I'm not sure if you guys ever formally released Felix with Android support for versions greater than 5.10.0.  But I collaborated, with Karl Pauls on a 6.0.1 version that actually works really well on Android.  I finally found a problem in using it with Android, but there's an easy workaround that can be externally applied.  I'll describe the problem and the fix just for documentation purposes.

The problem is with the method

private URLStreamHandler loadBuiltInStreamHandler(String protocol, ClassLoader classLoader)

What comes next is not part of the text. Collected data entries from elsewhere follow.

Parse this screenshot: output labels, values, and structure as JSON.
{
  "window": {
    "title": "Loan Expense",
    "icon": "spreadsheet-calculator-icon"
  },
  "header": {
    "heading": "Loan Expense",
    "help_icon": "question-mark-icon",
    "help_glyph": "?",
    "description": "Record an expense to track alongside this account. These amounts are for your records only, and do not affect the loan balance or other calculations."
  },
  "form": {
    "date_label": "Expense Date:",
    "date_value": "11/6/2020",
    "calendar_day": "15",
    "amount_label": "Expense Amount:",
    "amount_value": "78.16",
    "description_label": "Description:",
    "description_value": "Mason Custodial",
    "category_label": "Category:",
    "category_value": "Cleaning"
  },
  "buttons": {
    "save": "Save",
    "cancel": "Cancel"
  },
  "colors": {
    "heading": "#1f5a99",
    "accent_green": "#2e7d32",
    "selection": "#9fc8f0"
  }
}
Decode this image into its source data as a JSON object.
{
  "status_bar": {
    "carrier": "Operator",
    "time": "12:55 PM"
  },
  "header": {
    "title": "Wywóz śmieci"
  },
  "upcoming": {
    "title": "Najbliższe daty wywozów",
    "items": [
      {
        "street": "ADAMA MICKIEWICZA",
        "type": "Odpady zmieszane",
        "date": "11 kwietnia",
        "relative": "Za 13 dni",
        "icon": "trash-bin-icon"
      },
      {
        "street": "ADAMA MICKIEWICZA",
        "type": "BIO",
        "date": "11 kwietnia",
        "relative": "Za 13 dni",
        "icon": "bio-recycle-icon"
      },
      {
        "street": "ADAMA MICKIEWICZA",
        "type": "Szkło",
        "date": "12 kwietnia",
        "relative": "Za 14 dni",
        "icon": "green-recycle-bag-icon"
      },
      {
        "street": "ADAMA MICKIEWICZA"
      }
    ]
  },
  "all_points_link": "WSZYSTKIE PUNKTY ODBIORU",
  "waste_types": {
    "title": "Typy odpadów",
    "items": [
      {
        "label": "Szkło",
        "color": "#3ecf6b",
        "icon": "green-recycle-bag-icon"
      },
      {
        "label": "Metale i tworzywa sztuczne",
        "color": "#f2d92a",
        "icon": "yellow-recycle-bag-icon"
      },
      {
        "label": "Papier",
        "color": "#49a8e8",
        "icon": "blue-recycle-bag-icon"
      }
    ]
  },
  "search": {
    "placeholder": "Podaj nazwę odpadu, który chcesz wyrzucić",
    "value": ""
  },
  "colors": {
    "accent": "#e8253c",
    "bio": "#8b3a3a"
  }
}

located in the class: org.apache.felix.framework.URLHandlers

At the bottom of that method, are the adjustments made for it to work with Android.  The handler class names are no longer valid for Android.   For http and https the classes should be com.android.okhttp.HttpHandler and com.android.okhttp.HttpsHandler.  For the file, jar, and  ftp protocols, it uses sun.net.www.protocol.<protocol>.Handler.  I would have thought that those handlers for them would have resolved earlier in that method. but the call to newInstance() fails for the reason that it can't find a constructor which doesn't take no arguments.  When I use reflection to look at Consructors or DeclaredConstructors for those handler class I get a zero length array back. I don't understand why that's the case, but it not import because here's what I did to solve the problem.:

Before starting up Felix I created my own URLStreamHandlerFactory class and the constructor for that class calls URL.setURLStreamHandlerFactory.  Here's the code I used to do that:

 
{code:java}
private class InternalURLStreamFactory implements URLStreamHandlerFactory {

  URLStreamHandler fileHandler = null;
  URLStreamHandler jarHandler = null;
  URLStreamHandler ftpHandler = null;
  URLStreamHandler httpHandler = null;
  URLStreamHandler httpsHandler = null;

  private InternalURLStreamFactory () {
    boolean fail = false;
    fileHandler = getHandler("file://test");
    jarHandler = getHandler("jar:file:/home/duke/duke.jar!/");
    ftpHandler = getHandler("ftp://myname@host.dom/%2Fetc/motd");
    httpHandler = getHandler("http://headstone/service/MyPage.html");
    httpsHandler = getHandler("https://flintstone/service/MySecurePage.html");
    URL.setURLStreamHandlerFactory(this);
 }

  private URLStreamHandler getHandler (String exampleURL) {
    try {
      URL url = new URL (exampleURL);
      Field handlerField = url.getClass().getDeclaredField("handler");
      handlerField.setAccessible(true);
      return (URLStreamHandler) handlerField.get(url);

    } catch (Exception e) {
    }
    return null;
  }

  @Override
  public URLStreamHandler createURLStreamHandler(String protocol) {
    URLStreamHandler handler = null;
    switch (protocol.toLowerCase()) {
    case "file":
      handler = fileHandler;
      break;
    case "jar":
      handler = jarHandler;
      break;
    case "ftp":
      handler = ftpHandler;
      break;
    case "http":
      handler = httpHandler;
      break;
    case "https":
      handler = httpsHandler;
      break;
    }
    return handler;
  }
}
 
{code}
As you can see, I get all the handlers for the supported protocols by generating a dummy URL command for each protocol, extracting the hander from the dummy URL object, and caching handler for each supported protocol. This cached value is passed back when the createURLStream handler is called.  Again, this needs to be done before starting Felix.  Felix will first use the URLStreamFactory if one is available , before it begins its time consuming hunt for a handler.